As a rider who could handle wet and cold conditions, my morale didn’t take a big dive if I saw bad weather. I suppose that coming from Ireland I was used to it — and that should apply to all riders from our group of islands: get out there and get used to it.
2. Adapt your riding
You should ride differently in wet conditions, with more caution, and fuel differently. On a cold, wet day you’re not inclined to drink as much, especially if you just have the usual energy drinks, so have a hot drink available.

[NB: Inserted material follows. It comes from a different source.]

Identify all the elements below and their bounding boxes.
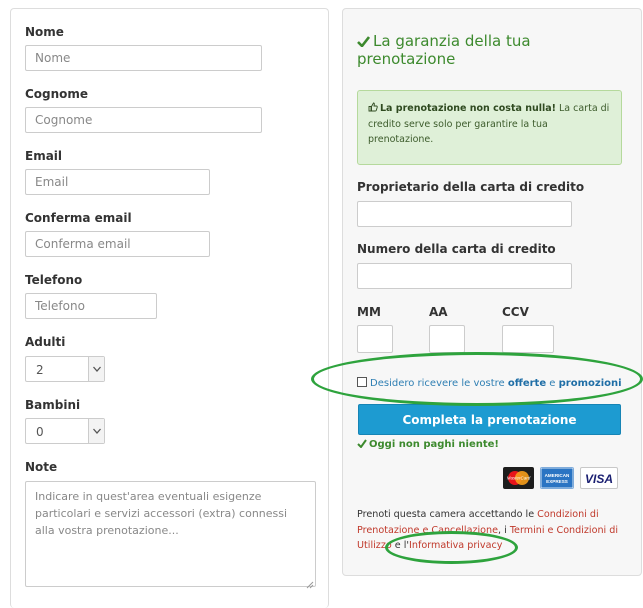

Keep eating every 15–20 minutes, little and often. In the wet and cold it can pay to eat a bit more early on, as you can be in danger of getting cold later, when it’s harder to get food down. It’s also harder to eat in gloves!
3. Get the right kit
Today’s winter cycling clothing is amazing. Jerseys for cold conditions are so light, and you can get into the pockets for your food easily. In the past you would have been wearing two or three jerseys and when you went for a pocket you’d end up in the wrong one, wanting to be in the one of the jersey underneath. Modern clothing helps make bad conditions more bearable.
4. Know your limits
In icy conditions you have to be very cautious because it’s very dangerous. It pays to look at the weather forecast and plan ahead. Maybe you can go out later in the day when it has thawed out, or perhaps consider training indoors.
5. Run to the sun
Specific training exercises, such as 10-minute efforts, sprints or time trials, are easier to do in good conditions. It’s why you see everyone out in Calpe in Spain, or Mallorca.
With the price of flights, it’s so easy, and cheaper than living at home where you’d have to pay for food and heating. For sportive riders, just come out and ride your bike for the week, but don’t overdo it or you won’t get the benefit.